35 Years Ago Today U.S. Air Force Received First Operational Rockwell B-1B Lancer Bomber

35 Years Ago Today U.S. Air Force Received First Operational Rockwell B-1B Lancer Bomber
The B-1B lancer entered service in 1986 and was designed as a strategic bomber with supersonic speed. Photo by Senior Airman Jeffrey Withrow

Thirty-five years ago, the first B-1B Lancer long-range, multi-mission, supersonic conventional bomber was delivered to the U.S. Air Force.

The Strategic Air Command received the first operational Rockwell B-1B Lancer, serial number 83-0065, Star of Abilene, at Dyess Air Force Base, Abilene, Texas. It flew for 17 years, 7 months, 23 days before being retired 1 March 2003 and preserved at Dyess.

A B-1B nicknamed Star of Abilene was the first example of the bomber to land at Dyess Air Force Base, Texas as part of a delivery ceremony in front of an air show crowd of 45,000. Initial operational capability was reached on 1 October 1986 and the B-1B was placed on nuclear alert status.

The Rockwell B-1B is a long-range, supersonic bomber with variable-sweep wings. It is operated by two pilots and two combat systems officers.

The Rockwell B-1B is 146 feet (44.501 meters) long, with the wing span varying from 79 feet (24.079 meters) to 137 feet (41.758 meters). It is 34 feet (10.363 meters) high at the top of the vertical fin.

The bomber’s empty weight is 192,000 pounds (87,090 kilograms) and the Maximum Takeoff Weight (MTOW) is 477,000 pounds (216,364 kilograms).

The B-1B is powered by four General Electric F101-GE-102 afterburning turbofan engines. This is an axial-flow engine with a 2-stage fan section, 9-stage compressor, and a 3-stage turbine (1 high- and 2 low-pressure stages).

It is rated at 17,390 pounds of thrust (77.35 kilonewtons), and 30,780 pounds of thrust (136.92 kilonewtons) with afterburner. The F101-GE-102 is 15 feet, 0.7 inches (4.590 meters) long, 4 feet, 7.2 inches (1.402 meters) in diameter, and weighs 4,460 pounds (2,023 kilograms).

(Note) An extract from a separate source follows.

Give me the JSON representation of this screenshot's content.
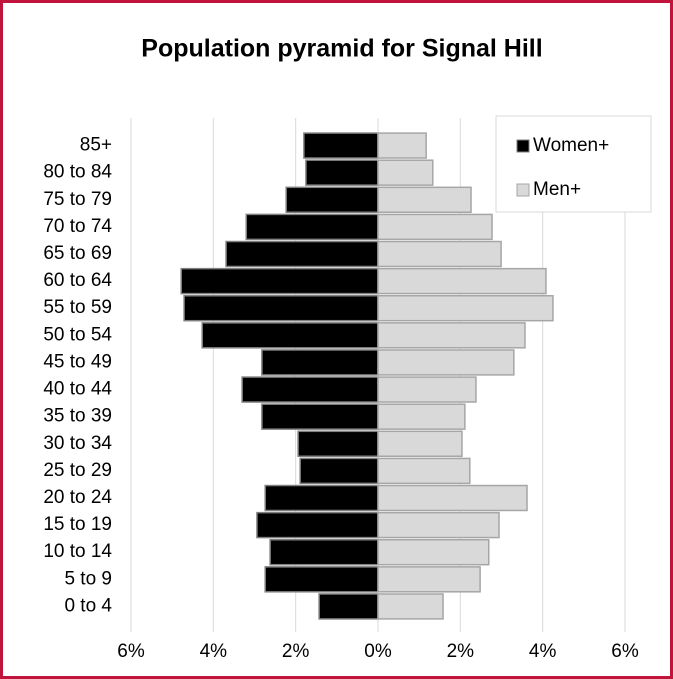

The B-1B has a maximum speed of Mach 1.25 (830 miles per hour (1,336 kilometers per hour) at high altitude, or 0.92 Mach (700 miles per hour, 1,127 kilometers per hour) at 200 feet (61 meters). The Lancer has a service ceiling of 60,000 feet (18,288 meters), and an unrefueled range of 7,456 miles (11,999 kilometers).

It can carry up to 84 Mk.82 500-pound bombs, 24 Mk.84 2,000-pound bombs, or other weapons. The B-1 can carry the largest conventional payload of both guided and unguided weapons in the U.S. Air Force.

100 B-1B Lancers were built by Rockwell International’s aircraft division at Air Force Plant 42, Palmdale, California, between 1983 and 1988. As of February 2018, 62 B-1B bombers are in the active Air Force inventory.

Even today, the B-1B is evolving as a weapons platform. The aircraft continues to receive technological upgrades and cutting edge standoff munitions.

The B-1 has come a long way in its first 35 years of combat and has supported the Air Force mission and helped in maintaining the freedom of the United States. And decades later, the B-1 continues to evolve to meet the mission, ready for today’s fight and tomorrow’s needs.